Par quatre mémoires en défense, enregistrés le 23 décembre 2022, le 28 février 2023, le 8 avril 2023 et le 29 avril 2024, la commune de Castelnau-de-Médoc, représentée par Me Chambord conclut au rejet de la requête et, en outre, à ce que Mme B lui verse une somme de 1 500 euros au titre de l’article L. 761-1 du code de justice administrative.
Elle soutient que les moyens soulevés par la requérante ne sont pas fondés.
Par une ordonnance du 16 mai 2024, la clôture d’instruction a été fixée au 31 mai 2024.
II. Par une requête et un mémoire, enregistrés sous le n° 2205355 le 7 octobre 2022 et le 24 mai 2024, Mme B, représentée par Me Noel, demande au tribunal :
1°) d’annuler la décision implicite de rejet du 11 août 2022 par laquelle le maire de la commune de Castelnau-de-Médoc a refusé de lui accorder la protection fonctionnelle ;
2°) d’écarter des débats la pièce n°1 produite par la commune de Castelnau-de-Médoc ;
3°) d’enjoindre à cette autorité de lui accorder le bénéfice de la protection fonctionnelle dans un délai d’un mois à compter de la notification du jugement à intervenir sous astreinte de 100 euros par jour de retard ;
4°) de mettre à la charge de la commune de Castelnau-de-Médoc une somme de 2 500 euros en application de l’article L. 761-1 du code de justice administrative.
Elle soutient que :
— la décision est insuffisamment motivée dès lors que la commune de Castelnau-de-Médoc n’a pas répondu à sa demande de communication de motifs ;
— elle est entachée d’une erreur d’appréciation et méconnaît les dispositions des articles L. 134-1 à L. 134-5 du code général de la fonction publique dès lors qu’elle est victime de harcèlement moral.

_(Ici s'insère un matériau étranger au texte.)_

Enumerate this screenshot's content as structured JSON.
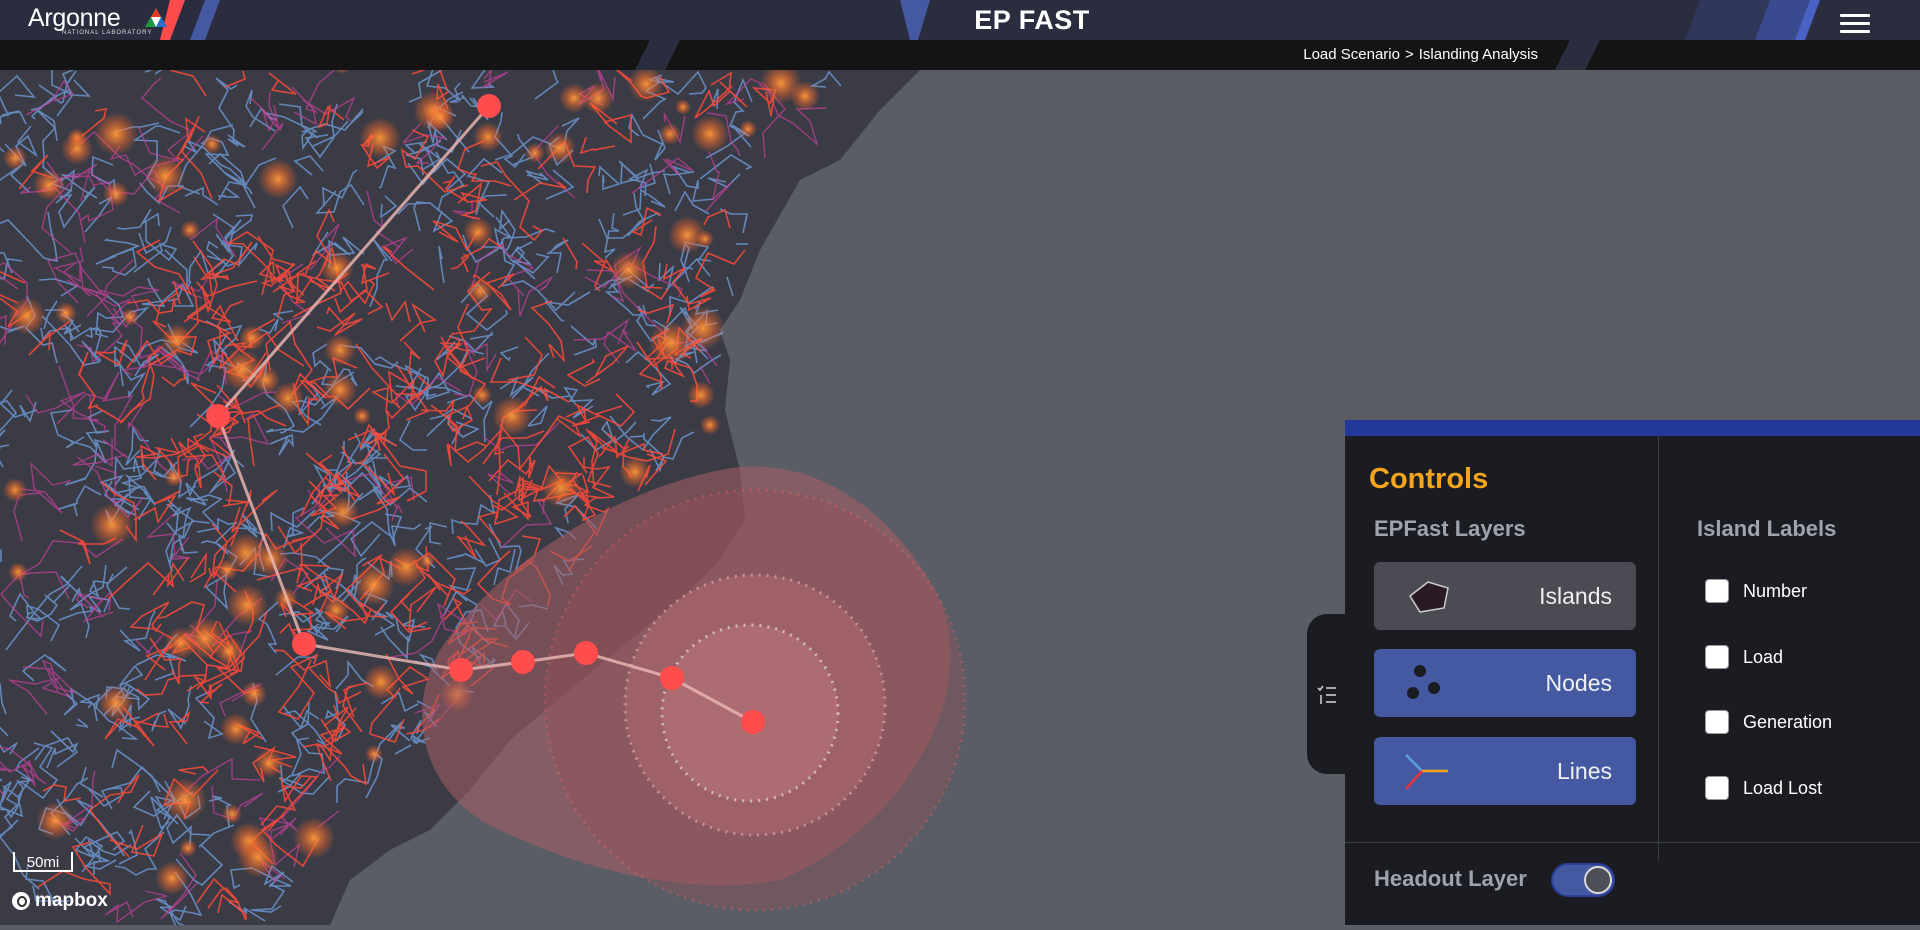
{
  "header": {
    "brand": "Argonne",
    "brand_sub": "NATIONAL LABORATORY",
    "title": "EP FAST",
    "breadcrumb": {
      "first": "Load Scenario",
      "separator": ">",
      "second": "Islanding Analysis"
    }
  },
  "map": {
    "scale_label": "50mi",
    "attribution": "mapbox"
  },
  "controls": {
    "title": "Controls",
    "layers_heading": "EPFast Layers",
    "layers": [
      {
        "label": "Islands"
      },
      {
        "label": "Nodes"
      },
      {
        "label": "Lines"
      }
    ],
    "labels_heading": "Island Labels",
    "labels": [
      {
        "label": "Number"
      },
      {
        "label": "Load"
      },
      {
        "label": "Generation"
      },
      {
        "label": "Load Lost"
      }
    ],
    "headout_label": "Headout Layer",
    "headout_enabled": true
  },
  "colors": {
    "accent": "#f5a41e",
    "button_active": "#4459a2",
    "button_inactive": "#4a4b53",
    "panel_bg": "#1b1c22",
    "header_bg": "#2a2d3d"
  }
}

Par deux mémoires, enregistrés le 28 février 2023 et le 29 avril 2024, la commune de Castelnau-de-Médoc, représentée par Me Chambord conclut au rejet de la requête et, en outre, à ce que Mme B lui verse une somme de 1 500 euros au titre de l’article L. 761-1 du code de justice administrative.
Elle soutient que les moyens soulevés par la requérante ne sont pas fondés.
Par une ordonnance du 16 mai 2024, la clôture d’instruction a été fixée au 31 mai 2024.
Vu les autres pièces des dossiers.
Vu :
— le code des relations entre le public et l’administration ;
— le code de la sécurité sociale ;
— le code général de la fonction publique ;
— le code général des collectivités territoriales ;
— le code de justice administrative.
Les parties ont été régulièrement averties du jour de l’audience.
Ont été entendus au cours de l’audience publique :
— le rapport de M. Clément Boutet-Hervez ;
— les conclusions de M. Xavier Bilate rapporteur public ;
— les observations de Me Noel, représentant Mme B présente à l’audience, et de Me Chambord, représentant la commune de Castelnau-de-Médoc.
Considérant ce qui suit :
1. Mme B, brigadier-chef principal de police municipale titulaire, exerce les fonctions de policier municipal pour la commune de Castelnau-de-Médoc depuis le 1er avril 2007. Le 15 mars 2021, une lettre de convocation l’informant de son placement en garde à vue pour faux, usage de faux et abus de confiance lui a été remise par la gendarmerie départementale de Lesparre- Médoc sur son lieu de travail. A la suite de cet événement, elle a subi 13 arrêts maladies ininterrompus entre le 16 mars 2021 et le 15 mars 2022. Par un courrier reçu le 21 mai 2022, Mme B a demandé au maire de la commune de Castelnau-de-Médoc de reconnaître l’imputabilité au service de son état dépressif chronique à compter du 15 mars 2021. Le 2 novembre 2022, le conseil médical départemental des agents des collectivités territoriales de la Gironde a conclu à l’imputabilité au service de sa pathologie. Par la requête enregistrée sous le n° 2206415, la requérante demande l’annulation de deux décisions du 10 novembre 2022 par lesquelles le maire de la commune de Castelnau-de-Médoc a refusé de reconnaître l’imputabilité de sa pathologie au service et l’a maintenu en position d’activité à titre conservatoire avec versement d’un demi- traitement.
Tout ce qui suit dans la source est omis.